Sinking into the film version of the Paula Hawkins bestselling mystery-thriller The Girl on the Train, the first thing you notice missing is England. That’s right, Hollywood has replaced that misty London train from which said girl thinks she witnesses sex, violence and maybe murder with a Westchester commuter express whooshing in and out of Manhattan’s Grand Central Station. It’s just not the same.

Luckily, director Tate Taylor (The Help), working from a intriguingly dark script by Erin Cressida Wilson (Secretary), has made the best choice possible to portray Rachel Watson, the booze-addled, bleary-eyed, emotional wreck of the film’s title. That’s Emily Blunt, and she is perfection, playing the hell out of this blackout drunk and adding a touch of welcome empathy. Blunt digs into the role like an actress possessed – there’s not an ounce of vanity here, and she keeps her real English accent to portray a Brit transplant on the ropes in New York.
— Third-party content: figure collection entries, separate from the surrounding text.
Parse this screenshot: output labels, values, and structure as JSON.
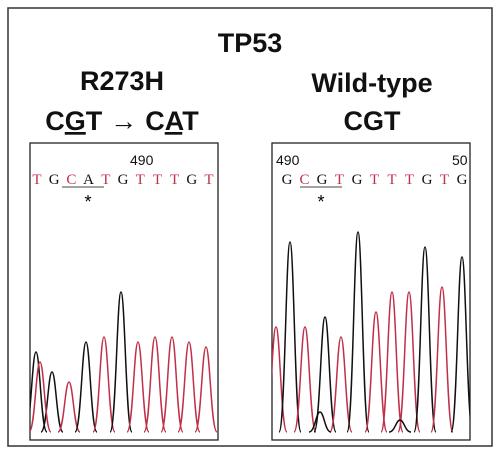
{
  "title": "TP53",
  "panels": [
    {
      "heading": "R273H",
      "codon": [
        "C",
        "G",
        "T",
        "→",
        "C",
        "A",
        "T"
      ],
      "positions": [
        "490"
      ],
      "sequence": [
        "T",
        "G",
        "C",
        "A",
        "T",
        "G",
        "T",
        "T",
        "T",
        "G",
        "T"
      ],
      "marker": "*"
    },
    {
      "heading": "Wild-type",
      "codon": [
        "CGT"
      ],
      "positions": [
        "490",
        "50"
      ],
      "sequence": [
        "G",
        "C",
        "G",
        "T",
        "G",
        "T",
        "T",
        "T",
        "G",
        "T",
        "G"
      ],
      "marker": "*"
    }
  ]
}
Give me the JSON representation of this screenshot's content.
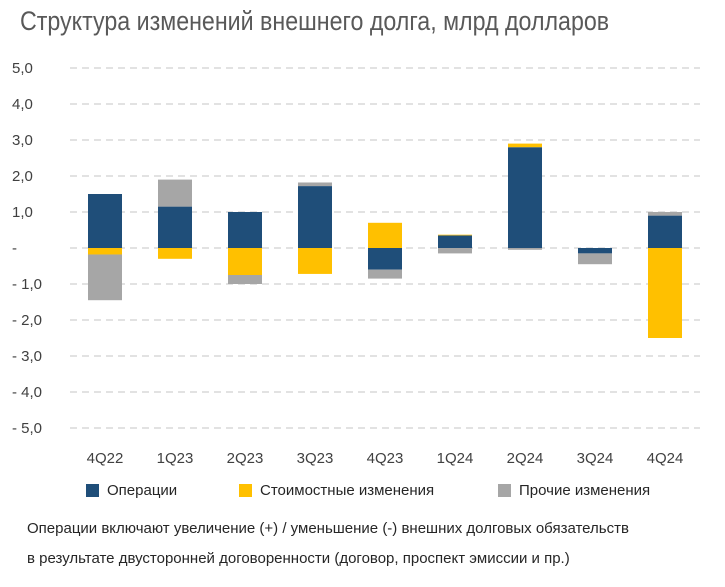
{
  "title": "Структура изменений внешнего долга, млрд долларов",
  "legend": {
    "operations": "Операции",
    "valuation": "Стоимостные изменения",
    "other": "Прочие изменения"
  },
  "note": {
    "line1": "Операции включают увеличение (+) / уменьшение (-) внешних долговых обязательств",
    "line2": "в результате двусторонней договоренности (договор, проспект эмиссии и пр.)"
  },
  "colors": {
    "operations": "#1F4E79",
    "valuation": "#FFC000",
    "other": "#A6A6A6"
  },
  "chart_data": {
    "type": "bar",
    "stacked": true,
    "title": "Структура изменений внешнего долга, млрд долларов",
    "categories": [
      "4Q22",
      "1Q23",
      "2Q23",
      "3Q23",
      "4Q23",
      "1Q24",
      "2Q24",
      "3Q24",
      "4Q24"
    ],
    "series": [
      {
        "name": "Операции",
        "values": [
          1.5,
          1.15,
          1.0,
          1.72,
          -0.6,
          0.35,
          2.8,
          -0.15,
          0.9
        ]
      },
      {
        "name": "Стоимостные изменения",
        "values": [
          -0.18,
          -0.3,
          -0.75,
          -0.72,
          0.7,
          0.02,
          0.1,
          0.0,
          -2.5
        ]
      },
      {
        "name": "Прочие изменения",
        "values": [
          -1.27,
          0.75,
          -0.25,
          0.1,
          -0.25,
          -0.15,
          -0.05,
          -0.3,
          0.1
        ]
      }
    ],
    "ylim": [
      -5,
      5
    ],
    "ytick_labels": [
      "5,0",
      "4,0",
      "3,0",
      "2,0",
      "1,0",
      "-",
      "- 1,0",
      "- 2,0",
      "- 3,0",
      "- 4,0",
      "- 5,0"
    ],
    "grid": true,
    "legend_position": "bottom"
  }
}
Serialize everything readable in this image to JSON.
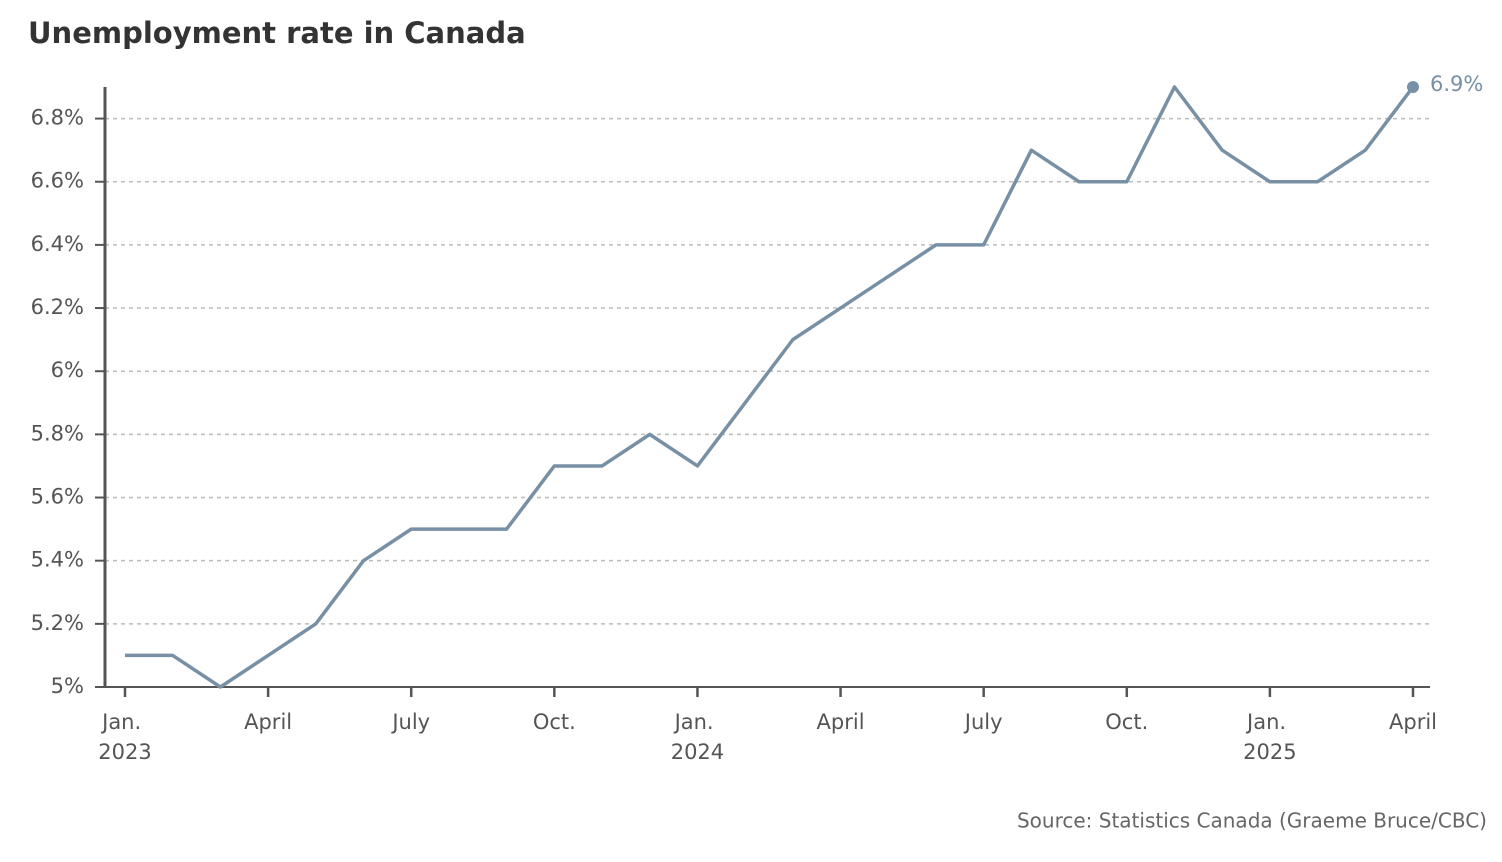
{
  "chart_data": {
    "type": "line",
    "title": "Unemployment rate in Canada",
    "source": "Source: Statistics Canada (Graeme Bruce/CBC)",
    "categories": [
      "Jan. 2023",
      null,
      null,
      "April",
      null,
      null,
      "July",
      null,
      null,
      "Oct.",
      null,
      null,
      "Jan. 2024",
      null,
      null,
      "April",
      null,
      null,
      "July",
      null,
      null,
      "Oct.",
      null,
      null,
      "Jan. 2025",
      null,
      null,
      "April"
    ],
    "series": [
      {
        "name": "Unemployment rate",
        "color": "#7890a5",
        "values": [
          5.1,
          5.1,
          5.0,
          5.1,
          5.2,
          5.4,
          5.5,
          5.5,
          5.5,
          5.7,
          5.7,
          5.8,
          5.7,
          5.9,
          6.1,
          6.2,
          6.3,
          6.4,
          6.4,
          6.7,
          6.6,
          6.6,
          6.9,
          6.7,
          6.6,
          6.6,
          6.7,
          6.9
        ],
        "value_labels": [
          null,
          null,
          null,
          null,
          null,
          null,
          null,
          null,
          null,
          null,
          null,
          null,
          null,
          null,
          null,
          null,
          null,
          null,
          null,
          null,
          null,
          null,
          null,
          null,
          null,
          null,
          null,
          "6.9%"
        ]
      }
    ],
    "ylim": [
      5,
      6.9
    ],
    "yticks": [
      {
        "value": 5,
        "label": "5%"
      },
      {
        "value": 5.2,
        "label": "5.2%"
      },
      {
        "value": 5.4,
        "label": "5.4%"
      },
      {
        "value": 5.6,
        "label": "5.6%"
      },
      {
        "value": 5.8,
        "label": "5.8%"
      },
      {
        "value": 6,
        "label": "6%"
      },
      {
        "value": 6.2,
        "label": "6.2%"
      },
      {
        "value": 6.4,
        "label": "6.4%"
      },
      {
        "value": 6.6,
        "label": "6.6%"
      },
      {
        "value": 6.8,
        "label": "6.8%"
      }
    ],
    "grid": true
  }
}
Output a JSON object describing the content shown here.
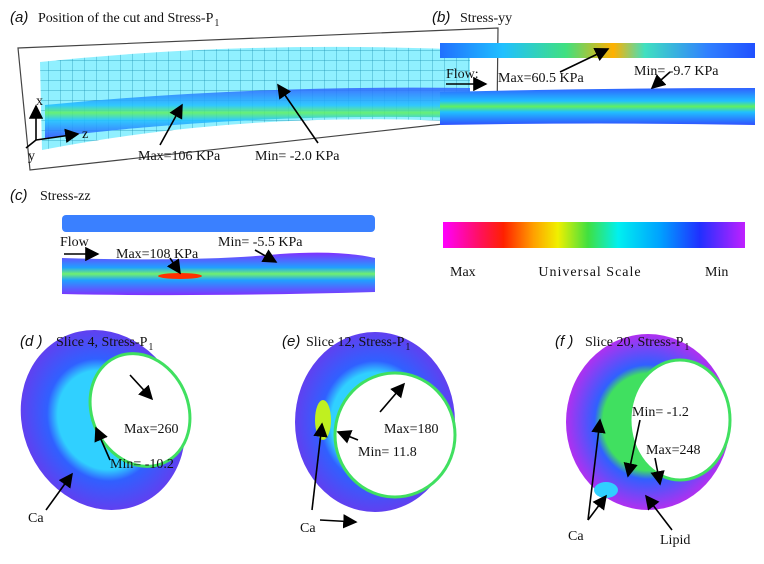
{
  "panels": [
    {
      "label": "(a)",
      "title": "Position of the cut and Stress-P",
      "title_sub": "1",
      "axes": [
        "x",
        "z",
        "y"
      ],
      "max": "Max=106 KPa",
      "min": "Min= -2.0 KPa"
    },
    {
      "label": "(b)",
      "title": "Stress-yy",
      "flow": "Flow:",
      "max": "Max=60.5 KPa",
      "min": "Min= -9.7 KPa"
    },
    {
      "label": "(c)",
      "title": "Stress-zz",
      "flow": "Flow",
      "max": "Max=108 KPa",
      "min": "Min= -5.5 KPa"
    },
    {
      "label": "(d )",
      "title": "Slice 4, Stress-P",
      "title_sub": "1",
      "max": "Max=260",
      "min": "Min= -10.2",
      "ca": "Ca"
    },
    {
      "label": "(e)",
      "title": "Slice 12, Stress-P",
      "title_sub": "1",
      "max": "Max=180",
      "min": "Min= 11.8",
      "ca": "Ca"
    },
    {
      "label": "(f )",
      "title": "Slice 20, Stress-P",
      "title_sub": "1",
      "min": "Min= -1.2",
      "max": "Max=248",
      "ca": "Ca",
      "lipid": "Lipid"
    }
  ],
  "scale": {
    "max": "Max",
    "title": "Universal Scale",
    "min": "Min"
  }
}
The childless Rachel has lost her job, and her cheating husband Tom (Justin Theroux, oozing sleaze) has dumped her for the quickly pregnant Anna (Rebecca Ferguson).

So the embittered Rachel round-trips daily into Manhattan for a P.R. job she no longer has, swilling vodka from a water bottle and gazing out the train window at a suburban home occupied by the perfect couple: sexy Megan Hipwell (Hayley Bennett) and her hunky husband Scott (Luke Evans). Then Megan turns up bludgeoned to death in the woods near her dream home. Did Scott kill her? Or is it Kamal Abdic (Edgar Ramírez), the shrink Rachel saw in a clinch with Megan? Or is it Rachel herself, who can’t remember why she woke that night bruised with her clothes caked with blood? A local detective (the reliably fine Allison Janney), wants to know.

No spoilers here, though the movie gives away the game faster than the novel. It helps loads to bask in the dark shadows of Charlotte Bruus Christensen’s cinematography and the haunting cadences of Danny Elfman’s score. The Girl on the Train lacks the bitter humor and stylish verve that director David Fincher infused into the film of Gillian Flynn’s Gone Girl. What it wisely maintains from the novel are three unreliable narrators – Rachel, Anna and Megan, women who have a hard time being honest with us and themselves. Annoying? Not to me. I found the device, and the secret of what unites these hard-luck ladies, to be just the femcentric fuel to raise Girl to the level of spellbinder.